Over the past quarter I have been helping our platform team refactor a configuration service that several delivery pipelines depend on. During that review I spotted an XML External Entity (XXE) injection vector that could have exposed environment variables and IAM credentials to any engineer with access to the internal UI. This post documents how we found the issue, why the existing pipeline tests missed it, and how we closed the gap without blocking deploy velocity.
We began by mapping every place that accepted XML uploads. The configuration service relied on the Go encoding/xml package with custom entity expansion enabled for convenience. That meant a crafted payload could read arbitrary files on the server. Our first step was to reproduce the bug using an internal integration test harness—fuel for a quick proof-of-concept exploit that fetched /etc/passwd and the pod’s AWS metadata credentials.

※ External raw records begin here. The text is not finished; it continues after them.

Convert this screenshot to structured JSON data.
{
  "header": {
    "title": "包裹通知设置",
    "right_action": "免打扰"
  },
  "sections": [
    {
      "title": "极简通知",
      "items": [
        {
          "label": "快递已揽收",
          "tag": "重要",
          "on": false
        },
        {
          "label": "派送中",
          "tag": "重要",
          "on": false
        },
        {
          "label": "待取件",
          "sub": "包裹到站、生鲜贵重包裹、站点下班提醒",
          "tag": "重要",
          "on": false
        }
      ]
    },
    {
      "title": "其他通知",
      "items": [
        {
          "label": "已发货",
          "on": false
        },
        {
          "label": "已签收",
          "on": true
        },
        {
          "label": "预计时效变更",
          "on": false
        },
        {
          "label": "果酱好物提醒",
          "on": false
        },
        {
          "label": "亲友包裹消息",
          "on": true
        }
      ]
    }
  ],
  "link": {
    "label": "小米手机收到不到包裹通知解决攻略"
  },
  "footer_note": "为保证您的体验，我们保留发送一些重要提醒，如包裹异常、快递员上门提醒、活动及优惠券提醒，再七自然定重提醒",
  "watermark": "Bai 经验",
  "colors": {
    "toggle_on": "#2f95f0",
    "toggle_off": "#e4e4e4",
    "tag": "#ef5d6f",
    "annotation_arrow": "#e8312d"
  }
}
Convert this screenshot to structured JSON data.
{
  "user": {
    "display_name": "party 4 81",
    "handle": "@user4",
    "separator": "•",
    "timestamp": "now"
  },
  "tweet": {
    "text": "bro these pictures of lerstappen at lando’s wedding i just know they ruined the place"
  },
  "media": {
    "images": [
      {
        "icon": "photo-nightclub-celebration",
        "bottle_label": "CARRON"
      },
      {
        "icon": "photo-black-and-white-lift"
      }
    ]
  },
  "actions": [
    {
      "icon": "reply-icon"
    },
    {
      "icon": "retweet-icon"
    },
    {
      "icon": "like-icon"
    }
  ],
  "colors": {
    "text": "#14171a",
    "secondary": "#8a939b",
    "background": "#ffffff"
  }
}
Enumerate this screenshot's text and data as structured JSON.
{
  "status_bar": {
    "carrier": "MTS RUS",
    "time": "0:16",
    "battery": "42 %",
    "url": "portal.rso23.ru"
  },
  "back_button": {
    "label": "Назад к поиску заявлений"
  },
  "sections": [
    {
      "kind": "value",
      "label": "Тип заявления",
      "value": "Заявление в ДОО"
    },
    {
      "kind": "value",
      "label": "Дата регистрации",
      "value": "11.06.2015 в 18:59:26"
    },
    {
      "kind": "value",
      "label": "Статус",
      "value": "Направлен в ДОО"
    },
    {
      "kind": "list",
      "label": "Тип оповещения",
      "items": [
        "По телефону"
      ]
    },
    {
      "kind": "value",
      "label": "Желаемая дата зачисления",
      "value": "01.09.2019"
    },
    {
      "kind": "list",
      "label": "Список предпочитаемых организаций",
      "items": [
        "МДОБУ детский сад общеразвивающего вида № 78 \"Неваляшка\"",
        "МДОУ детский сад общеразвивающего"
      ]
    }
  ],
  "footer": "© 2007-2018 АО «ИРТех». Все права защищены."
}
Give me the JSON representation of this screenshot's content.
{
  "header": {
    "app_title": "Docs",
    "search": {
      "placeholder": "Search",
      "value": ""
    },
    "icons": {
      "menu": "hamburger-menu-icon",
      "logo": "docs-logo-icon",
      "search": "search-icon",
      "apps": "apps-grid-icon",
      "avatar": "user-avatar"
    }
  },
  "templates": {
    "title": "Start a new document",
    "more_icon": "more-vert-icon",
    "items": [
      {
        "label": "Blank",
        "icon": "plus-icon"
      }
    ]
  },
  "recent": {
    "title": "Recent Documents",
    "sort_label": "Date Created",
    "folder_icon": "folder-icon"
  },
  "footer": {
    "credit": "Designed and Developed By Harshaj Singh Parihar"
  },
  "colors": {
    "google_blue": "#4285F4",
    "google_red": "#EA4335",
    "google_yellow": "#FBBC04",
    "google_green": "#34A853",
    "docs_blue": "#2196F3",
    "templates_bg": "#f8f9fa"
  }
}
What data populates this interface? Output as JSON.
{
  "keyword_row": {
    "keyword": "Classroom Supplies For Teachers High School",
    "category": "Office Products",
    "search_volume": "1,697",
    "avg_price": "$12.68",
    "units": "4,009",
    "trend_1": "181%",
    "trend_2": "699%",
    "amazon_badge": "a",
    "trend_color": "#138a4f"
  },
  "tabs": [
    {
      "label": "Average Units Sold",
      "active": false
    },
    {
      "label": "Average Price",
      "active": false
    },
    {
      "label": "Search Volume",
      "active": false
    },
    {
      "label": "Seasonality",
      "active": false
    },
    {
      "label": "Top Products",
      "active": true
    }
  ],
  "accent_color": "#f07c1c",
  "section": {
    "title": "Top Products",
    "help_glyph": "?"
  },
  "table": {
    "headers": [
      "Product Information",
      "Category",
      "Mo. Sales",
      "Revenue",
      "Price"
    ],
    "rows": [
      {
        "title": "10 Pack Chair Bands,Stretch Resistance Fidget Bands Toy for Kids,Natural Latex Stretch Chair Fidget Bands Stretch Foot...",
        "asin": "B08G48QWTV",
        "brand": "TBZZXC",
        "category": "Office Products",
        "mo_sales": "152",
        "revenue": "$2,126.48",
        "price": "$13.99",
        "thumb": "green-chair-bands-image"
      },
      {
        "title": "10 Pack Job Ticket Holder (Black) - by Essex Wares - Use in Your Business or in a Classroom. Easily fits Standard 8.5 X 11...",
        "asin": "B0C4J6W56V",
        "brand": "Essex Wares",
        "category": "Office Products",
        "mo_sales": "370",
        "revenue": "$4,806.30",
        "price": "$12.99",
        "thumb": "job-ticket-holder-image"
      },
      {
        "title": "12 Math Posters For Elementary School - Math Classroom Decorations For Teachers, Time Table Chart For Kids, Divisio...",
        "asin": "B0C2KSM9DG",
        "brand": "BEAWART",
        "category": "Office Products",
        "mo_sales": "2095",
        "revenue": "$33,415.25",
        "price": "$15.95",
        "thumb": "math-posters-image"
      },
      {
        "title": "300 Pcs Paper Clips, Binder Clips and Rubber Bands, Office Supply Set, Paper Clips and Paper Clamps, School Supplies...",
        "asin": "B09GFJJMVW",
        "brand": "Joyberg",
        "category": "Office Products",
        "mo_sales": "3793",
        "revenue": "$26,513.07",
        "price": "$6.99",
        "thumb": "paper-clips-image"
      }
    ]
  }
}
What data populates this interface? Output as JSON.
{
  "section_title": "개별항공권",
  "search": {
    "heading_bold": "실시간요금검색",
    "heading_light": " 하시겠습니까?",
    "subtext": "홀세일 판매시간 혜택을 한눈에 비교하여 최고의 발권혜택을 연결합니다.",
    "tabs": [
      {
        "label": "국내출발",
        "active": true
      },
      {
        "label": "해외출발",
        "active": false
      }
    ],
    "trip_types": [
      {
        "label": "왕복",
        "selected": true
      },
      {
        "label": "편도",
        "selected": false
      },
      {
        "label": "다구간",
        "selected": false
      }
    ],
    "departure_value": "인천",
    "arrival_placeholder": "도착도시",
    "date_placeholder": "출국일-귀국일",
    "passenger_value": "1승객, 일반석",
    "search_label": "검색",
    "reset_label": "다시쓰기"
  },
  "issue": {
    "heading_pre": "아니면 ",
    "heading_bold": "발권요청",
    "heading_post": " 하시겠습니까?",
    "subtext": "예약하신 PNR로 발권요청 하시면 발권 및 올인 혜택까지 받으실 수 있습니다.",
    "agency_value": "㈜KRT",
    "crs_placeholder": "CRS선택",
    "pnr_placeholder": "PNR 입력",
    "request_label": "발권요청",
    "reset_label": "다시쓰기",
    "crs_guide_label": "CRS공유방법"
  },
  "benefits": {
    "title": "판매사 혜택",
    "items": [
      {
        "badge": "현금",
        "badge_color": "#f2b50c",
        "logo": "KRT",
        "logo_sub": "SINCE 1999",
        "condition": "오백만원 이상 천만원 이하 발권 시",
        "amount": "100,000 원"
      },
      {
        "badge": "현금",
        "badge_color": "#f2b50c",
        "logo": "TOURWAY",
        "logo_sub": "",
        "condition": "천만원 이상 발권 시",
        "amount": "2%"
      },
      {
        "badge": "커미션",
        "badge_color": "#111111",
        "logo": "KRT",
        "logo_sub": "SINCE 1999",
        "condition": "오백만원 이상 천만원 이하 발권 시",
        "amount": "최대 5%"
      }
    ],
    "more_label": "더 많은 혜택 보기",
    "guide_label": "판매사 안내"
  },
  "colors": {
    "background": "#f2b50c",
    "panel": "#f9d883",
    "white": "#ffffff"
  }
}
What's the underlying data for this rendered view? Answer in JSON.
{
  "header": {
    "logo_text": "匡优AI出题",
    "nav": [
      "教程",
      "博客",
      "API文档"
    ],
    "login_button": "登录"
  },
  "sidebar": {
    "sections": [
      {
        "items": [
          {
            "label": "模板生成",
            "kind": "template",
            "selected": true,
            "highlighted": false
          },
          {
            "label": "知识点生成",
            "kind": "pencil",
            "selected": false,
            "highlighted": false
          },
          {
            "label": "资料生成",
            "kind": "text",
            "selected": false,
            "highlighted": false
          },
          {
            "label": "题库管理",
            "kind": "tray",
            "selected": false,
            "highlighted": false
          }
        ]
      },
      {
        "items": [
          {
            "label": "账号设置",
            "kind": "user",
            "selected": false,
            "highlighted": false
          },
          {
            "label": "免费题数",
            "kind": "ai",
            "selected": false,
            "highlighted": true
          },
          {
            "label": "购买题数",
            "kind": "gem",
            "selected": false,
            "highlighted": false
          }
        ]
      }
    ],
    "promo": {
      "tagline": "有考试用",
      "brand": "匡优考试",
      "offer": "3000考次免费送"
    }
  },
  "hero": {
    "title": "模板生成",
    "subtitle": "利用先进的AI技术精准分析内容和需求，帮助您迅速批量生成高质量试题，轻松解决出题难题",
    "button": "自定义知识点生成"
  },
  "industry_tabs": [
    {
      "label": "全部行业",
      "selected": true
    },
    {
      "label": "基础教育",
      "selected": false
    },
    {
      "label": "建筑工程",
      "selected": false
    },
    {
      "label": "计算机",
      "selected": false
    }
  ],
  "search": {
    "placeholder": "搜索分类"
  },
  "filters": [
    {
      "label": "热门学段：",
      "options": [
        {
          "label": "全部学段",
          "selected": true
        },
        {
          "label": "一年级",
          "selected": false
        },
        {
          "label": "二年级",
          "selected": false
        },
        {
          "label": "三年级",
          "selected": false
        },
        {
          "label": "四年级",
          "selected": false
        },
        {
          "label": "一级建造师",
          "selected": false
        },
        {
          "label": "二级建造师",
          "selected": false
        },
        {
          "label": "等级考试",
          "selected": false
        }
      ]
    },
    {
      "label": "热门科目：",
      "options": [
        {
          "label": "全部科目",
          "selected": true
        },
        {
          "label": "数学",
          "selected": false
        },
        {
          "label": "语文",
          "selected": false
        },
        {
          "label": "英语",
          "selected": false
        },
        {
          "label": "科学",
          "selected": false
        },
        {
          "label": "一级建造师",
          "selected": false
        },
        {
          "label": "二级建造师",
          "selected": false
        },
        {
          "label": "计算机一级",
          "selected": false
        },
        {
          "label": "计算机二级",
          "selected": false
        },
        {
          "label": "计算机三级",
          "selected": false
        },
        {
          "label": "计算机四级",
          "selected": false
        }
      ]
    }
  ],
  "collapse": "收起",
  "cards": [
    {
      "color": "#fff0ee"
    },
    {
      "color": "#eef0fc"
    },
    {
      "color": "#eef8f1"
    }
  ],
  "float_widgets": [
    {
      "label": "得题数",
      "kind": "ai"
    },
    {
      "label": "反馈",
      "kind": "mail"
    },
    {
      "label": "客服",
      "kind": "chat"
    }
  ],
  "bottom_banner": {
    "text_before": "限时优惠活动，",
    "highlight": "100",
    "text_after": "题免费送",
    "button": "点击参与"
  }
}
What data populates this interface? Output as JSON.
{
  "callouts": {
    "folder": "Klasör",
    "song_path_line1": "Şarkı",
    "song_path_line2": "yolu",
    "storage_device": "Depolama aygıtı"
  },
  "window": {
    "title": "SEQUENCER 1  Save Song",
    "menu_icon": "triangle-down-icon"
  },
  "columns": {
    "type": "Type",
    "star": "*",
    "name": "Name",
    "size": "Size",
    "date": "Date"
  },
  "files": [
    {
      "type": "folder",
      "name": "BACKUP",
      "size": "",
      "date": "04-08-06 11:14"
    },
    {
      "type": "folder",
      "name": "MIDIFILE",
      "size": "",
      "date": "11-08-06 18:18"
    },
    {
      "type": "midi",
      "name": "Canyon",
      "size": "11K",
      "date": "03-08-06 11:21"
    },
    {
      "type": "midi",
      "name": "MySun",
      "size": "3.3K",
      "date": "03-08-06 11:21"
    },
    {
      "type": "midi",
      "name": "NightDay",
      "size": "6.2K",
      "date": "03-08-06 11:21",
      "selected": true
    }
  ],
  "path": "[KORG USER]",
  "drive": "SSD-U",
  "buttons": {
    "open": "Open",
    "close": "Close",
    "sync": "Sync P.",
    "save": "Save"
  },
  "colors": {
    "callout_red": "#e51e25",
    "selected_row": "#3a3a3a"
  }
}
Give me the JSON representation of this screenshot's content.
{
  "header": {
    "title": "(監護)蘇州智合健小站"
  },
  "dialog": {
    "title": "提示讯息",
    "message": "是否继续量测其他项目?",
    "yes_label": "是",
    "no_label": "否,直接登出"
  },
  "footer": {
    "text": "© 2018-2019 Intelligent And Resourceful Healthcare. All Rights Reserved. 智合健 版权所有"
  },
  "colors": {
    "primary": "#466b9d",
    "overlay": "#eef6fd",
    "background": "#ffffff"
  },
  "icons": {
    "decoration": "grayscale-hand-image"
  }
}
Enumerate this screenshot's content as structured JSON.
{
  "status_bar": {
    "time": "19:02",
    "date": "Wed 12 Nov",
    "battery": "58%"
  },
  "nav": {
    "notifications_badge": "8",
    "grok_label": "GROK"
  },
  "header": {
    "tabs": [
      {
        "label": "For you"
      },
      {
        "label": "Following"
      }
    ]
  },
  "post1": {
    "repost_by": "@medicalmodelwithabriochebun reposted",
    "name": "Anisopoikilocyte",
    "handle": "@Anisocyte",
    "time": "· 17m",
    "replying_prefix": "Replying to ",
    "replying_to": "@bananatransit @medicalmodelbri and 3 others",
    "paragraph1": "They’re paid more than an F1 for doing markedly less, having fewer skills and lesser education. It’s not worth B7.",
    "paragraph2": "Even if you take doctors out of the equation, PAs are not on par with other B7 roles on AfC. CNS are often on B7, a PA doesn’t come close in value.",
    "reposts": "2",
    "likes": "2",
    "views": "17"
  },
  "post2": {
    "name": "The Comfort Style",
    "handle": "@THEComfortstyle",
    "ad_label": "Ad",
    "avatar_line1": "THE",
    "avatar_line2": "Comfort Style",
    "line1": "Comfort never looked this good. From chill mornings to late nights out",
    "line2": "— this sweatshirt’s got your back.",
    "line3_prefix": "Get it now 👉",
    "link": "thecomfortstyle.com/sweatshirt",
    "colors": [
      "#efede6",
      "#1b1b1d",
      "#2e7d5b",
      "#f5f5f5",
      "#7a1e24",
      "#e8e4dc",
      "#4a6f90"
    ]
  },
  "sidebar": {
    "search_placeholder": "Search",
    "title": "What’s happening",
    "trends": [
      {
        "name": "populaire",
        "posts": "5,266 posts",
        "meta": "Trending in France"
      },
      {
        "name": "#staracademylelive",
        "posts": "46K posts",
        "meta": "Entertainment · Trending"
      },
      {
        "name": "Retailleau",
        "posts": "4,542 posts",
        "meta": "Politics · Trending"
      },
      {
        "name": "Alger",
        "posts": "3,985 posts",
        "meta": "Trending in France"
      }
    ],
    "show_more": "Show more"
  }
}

Detection was equally important. We added an Open Policy Agent (OPA) rule that rejects XML uploads containing DOCTYPE declarations and layered it with a Falco policy that alerts on unusual access to the instance metadata URL. These controls gave us confidence that even if a similar bug reappears, we would see it instantly.
Finally, we hardened the service by switching to encoding/xml with Strict mode enabled, verifying the incoming requests with JSON schema, and migrating the UI to send JSON instead of XML. The refactor shipped behind a feature flag, so partner teams could test without downtime. If you maintain internal tools that still rely on XML, schedule an audit—XXE is alive and well in legacy automation.